Os Pobres - Cap. 1: Carta-Prefácio Pág. 16 / 158

Reze o triunfo do amor, a alegria ascendente da natureza, a marcha épica da vida pelo caminho eterno, que não tem fim. Reze chorando, mas lágrimas fecundas, que façam parir a terra, palpitar o seio e germinar a semente. Lágrimas de aurora, orvalho vivo e criador. Rezar e chorar, mas heroicamente, na acção e na luta, no mundo e para o mundo. Rezar, como Nuno Álvares, entre o fogo ardente da batalha.

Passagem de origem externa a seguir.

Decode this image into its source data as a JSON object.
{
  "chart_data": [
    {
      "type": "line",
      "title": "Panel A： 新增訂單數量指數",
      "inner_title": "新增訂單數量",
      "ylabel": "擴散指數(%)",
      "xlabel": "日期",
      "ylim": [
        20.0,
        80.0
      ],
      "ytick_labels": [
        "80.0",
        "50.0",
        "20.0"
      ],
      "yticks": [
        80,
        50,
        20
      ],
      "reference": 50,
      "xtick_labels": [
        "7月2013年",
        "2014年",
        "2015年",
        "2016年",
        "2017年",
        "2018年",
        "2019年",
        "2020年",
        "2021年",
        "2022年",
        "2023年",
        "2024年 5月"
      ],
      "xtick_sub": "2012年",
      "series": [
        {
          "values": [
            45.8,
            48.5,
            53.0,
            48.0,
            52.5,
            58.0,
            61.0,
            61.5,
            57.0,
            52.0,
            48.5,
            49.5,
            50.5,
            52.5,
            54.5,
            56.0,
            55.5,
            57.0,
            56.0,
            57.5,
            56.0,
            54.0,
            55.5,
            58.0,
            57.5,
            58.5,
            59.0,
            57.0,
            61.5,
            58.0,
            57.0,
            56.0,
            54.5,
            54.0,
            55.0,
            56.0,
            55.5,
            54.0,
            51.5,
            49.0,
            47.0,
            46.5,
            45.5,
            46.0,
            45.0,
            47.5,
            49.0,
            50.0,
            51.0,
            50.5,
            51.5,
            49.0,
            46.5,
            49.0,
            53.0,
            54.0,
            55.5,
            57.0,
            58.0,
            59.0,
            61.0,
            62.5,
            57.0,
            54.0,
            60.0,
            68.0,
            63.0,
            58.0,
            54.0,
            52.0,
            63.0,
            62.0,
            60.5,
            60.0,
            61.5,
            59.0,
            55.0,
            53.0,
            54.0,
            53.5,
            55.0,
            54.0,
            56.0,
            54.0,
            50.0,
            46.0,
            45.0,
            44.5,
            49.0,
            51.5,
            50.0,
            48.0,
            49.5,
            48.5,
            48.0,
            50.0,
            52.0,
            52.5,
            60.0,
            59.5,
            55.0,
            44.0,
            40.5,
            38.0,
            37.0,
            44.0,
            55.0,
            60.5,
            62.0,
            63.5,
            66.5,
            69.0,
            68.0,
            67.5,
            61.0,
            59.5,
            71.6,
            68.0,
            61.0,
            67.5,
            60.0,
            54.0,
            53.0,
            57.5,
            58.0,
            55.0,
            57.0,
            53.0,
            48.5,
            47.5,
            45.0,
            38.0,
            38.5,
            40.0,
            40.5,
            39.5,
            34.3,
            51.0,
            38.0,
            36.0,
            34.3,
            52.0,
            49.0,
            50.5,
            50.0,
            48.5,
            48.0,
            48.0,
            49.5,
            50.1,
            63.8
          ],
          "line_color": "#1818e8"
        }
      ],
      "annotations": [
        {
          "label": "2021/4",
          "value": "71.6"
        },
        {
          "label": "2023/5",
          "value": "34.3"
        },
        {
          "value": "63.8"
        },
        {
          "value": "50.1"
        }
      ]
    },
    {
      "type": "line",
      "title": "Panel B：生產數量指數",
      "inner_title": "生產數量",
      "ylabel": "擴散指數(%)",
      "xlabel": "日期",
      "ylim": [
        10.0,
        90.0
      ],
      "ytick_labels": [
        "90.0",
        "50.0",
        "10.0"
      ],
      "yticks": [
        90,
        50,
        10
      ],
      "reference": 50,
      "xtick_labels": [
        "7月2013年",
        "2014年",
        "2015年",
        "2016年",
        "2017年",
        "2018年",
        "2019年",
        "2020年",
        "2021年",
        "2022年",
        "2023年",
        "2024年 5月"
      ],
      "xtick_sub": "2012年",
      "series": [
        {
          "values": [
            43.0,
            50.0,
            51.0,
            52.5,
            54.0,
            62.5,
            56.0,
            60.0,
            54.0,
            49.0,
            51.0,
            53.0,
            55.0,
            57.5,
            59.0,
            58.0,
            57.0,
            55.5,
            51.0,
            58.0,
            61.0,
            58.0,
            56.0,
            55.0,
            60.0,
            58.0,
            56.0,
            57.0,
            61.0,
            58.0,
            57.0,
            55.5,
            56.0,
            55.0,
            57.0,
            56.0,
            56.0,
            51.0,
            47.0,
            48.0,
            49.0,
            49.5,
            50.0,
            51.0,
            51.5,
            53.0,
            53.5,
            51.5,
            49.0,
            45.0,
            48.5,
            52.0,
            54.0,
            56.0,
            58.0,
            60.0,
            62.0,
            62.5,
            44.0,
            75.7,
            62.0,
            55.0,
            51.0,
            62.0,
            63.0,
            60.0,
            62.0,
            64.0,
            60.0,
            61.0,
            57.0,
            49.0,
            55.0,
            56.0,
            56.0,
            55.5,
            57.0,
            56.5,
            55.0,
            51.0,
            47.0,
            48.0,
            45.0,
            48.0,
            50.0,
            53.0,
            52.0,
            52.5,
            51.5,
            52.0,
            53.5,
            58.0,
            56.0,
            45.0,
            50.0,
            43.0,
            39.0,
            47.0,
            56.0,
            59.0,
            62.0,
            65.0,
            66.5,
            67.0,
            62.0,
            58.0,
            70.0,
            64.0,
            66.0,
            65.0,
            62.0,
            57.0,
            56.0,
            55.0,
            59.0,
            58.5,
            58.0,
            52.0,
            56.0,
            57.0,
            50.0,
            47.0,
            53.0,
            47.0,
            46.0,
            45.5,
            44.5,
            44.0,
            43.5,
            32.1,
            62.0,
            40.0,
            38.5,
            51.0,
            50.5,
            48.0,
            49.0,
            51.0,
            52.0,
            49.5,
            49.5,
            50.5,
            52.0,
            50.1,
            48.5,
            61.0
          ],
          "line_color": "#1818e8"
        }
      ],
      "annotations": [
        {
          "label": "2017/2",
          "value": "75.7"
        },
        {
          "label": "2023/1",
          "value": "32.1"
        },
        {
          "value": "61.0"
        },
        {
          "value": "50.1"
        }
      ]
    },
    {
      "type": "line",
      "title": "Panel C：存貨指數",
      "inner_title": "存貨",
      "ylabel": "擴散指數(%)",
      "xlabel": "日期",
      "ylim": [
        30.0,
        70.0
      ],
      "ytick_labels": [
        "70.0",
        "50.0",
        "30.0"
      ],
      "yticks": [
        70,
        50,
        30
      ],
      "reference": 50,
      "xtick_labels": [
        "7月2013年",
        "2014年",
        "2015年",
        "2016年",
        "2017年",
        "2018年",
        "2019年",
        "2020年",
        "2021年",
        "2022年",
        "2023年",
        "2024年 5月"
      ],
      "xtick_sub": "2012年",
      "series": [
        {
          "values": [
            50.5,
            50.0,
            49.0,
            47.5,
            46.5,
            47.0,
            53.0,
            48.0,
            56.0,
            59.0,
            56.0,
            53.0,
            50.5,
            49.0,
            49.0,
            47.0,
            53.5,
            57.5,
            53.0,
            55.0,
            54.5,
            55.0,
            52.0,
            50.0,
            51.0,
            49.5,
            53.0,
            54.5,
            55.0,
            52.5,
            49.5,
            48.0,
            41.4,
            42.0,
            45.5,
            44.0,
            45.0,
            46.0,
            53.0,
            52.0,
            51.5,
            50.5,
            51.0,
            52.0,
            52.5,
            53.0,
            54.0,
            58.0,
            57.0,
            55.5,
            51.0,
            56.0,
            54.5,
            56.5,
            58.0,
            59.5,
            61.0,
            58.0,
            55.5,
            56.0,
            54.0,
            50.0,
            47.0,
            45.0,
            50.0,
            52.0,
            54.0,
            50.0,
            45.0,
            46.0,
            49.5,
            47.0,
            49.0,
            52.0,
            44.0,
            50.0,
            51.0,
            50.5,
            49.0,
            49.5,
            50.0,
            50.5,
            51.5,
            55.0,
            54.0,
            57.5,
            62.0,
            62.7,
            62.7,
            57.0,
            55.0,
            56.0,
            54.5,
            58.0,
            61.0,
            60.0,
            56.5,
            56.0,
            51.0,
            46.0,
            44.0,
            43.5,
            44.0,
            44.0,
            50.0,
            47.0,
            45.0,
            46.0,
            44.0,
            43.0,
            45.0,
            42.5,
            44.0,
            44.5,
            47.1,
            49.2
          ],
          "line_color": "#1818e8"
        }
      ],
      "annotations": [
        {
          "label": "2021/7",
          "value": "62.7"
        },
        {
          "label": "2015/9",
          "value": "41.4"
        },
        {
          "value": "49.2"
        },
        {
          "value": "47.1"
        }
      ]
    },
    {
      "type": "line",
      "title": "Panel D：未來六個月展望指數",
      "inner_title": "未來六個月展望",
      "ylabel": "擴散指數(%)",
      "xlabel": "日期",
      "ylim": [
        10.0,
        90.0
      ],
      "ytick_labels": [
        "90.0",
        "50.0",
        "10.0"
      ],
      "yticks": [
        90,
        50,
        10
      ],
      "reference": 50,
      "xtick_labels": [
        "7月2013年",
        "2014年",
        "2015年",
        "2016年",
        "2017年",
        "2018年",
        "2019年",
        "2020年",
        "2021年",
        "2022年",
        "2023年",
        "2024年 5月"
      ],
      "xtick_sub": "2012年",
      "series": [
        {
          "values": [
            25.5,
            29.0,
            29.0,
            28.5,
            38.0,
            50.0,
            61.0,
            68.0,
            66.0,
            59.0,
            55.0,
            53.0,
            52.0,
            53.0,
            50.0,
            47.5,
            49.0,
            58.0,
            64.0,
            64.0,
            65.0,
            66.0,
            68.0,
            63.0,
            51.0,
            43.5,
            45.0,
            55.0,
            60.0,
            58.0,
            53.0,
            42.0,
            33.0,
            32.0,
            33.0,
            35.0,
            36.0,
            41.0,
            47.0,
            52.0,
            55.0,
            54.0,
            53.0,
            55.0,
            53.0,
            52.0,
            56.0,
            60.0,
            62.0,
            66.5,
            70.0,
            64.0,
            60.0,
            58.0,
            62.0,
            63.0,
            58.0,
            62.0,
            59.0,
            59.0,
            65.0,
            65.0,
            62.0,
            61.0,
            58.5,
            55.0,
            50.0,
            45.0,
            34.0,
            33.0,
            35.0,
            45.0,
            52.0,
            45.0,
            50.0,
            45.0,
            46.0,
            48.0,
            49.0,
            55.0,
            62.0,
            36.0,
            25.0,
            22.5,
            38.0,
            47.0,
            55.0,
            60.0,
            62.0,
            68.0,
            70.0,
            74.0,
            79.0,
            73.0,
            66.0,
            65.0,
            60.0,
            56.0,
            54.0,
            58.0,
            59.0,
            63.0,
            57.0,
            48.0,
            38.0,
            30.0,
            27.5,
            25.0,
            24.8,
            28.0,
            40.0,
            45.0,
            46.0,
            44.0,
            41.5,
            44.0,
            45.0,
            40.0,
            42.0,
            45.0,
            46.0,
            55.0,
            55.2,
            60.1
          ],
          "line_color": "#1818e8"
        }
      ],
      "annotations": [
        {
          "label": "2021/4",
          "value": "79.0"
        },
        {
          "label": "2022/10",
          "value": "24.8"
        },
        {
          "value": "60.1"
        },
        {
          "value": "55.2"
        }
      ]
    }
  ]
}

Enganam-se os que vão para Deus, voltando as costas à natureza. Quem se quiser salvar, há-de salvar os outros.

Quem renegar a natureza, renega Deus. A ascese egoísta, eis o ateísmo verdadeiro. A imobilidade é sacrílega, a escuridão é sacrílega, o silêncio é sacrílego. A vida é som, é luz, é movimento. A vida marcha por abismos, trágica e formidável, mas ruidosa e sinfónica, vestida de luz e de mil cores. Amortalhá-la de negro, arrancar-lhe a língua, para que não cante, e os olhos, para que não deslumbre e não dardeje, é como se lhe cravássemos no coração uma facada sinistra. O quietismo beato, apagando o universo, apaga Deus. Quietismo e niilismo, – dois zeros, dois sinónimos. O frade católico, na concha da mão, exangue e paralítica, sustenta uma caveira. o nada olhando o não ser. O monge ideal, na dextra poderosa, em vez da caveira, tem um globo de oiro constelado. Tem o universo. É o monge futuro.

Seja ele o tipo a que se encaminhe, embora de longe, a nossa fé e a nossa arte. Rezemos, vivificando e sublimando. Arte criadora, que seja pão e seja luz.

Se nos acusarem de hipócritas, deixá-los acusar; mentem. E a mentira só aos mentirosos prejudica. Se nos amesquinharem a fama e cercearem a glória, desviando de nós as multidões, que não pensam e vão para onde as levam, melhor. Os que nos querem, os que nos amam, os que nos entendem, ficarão connosco.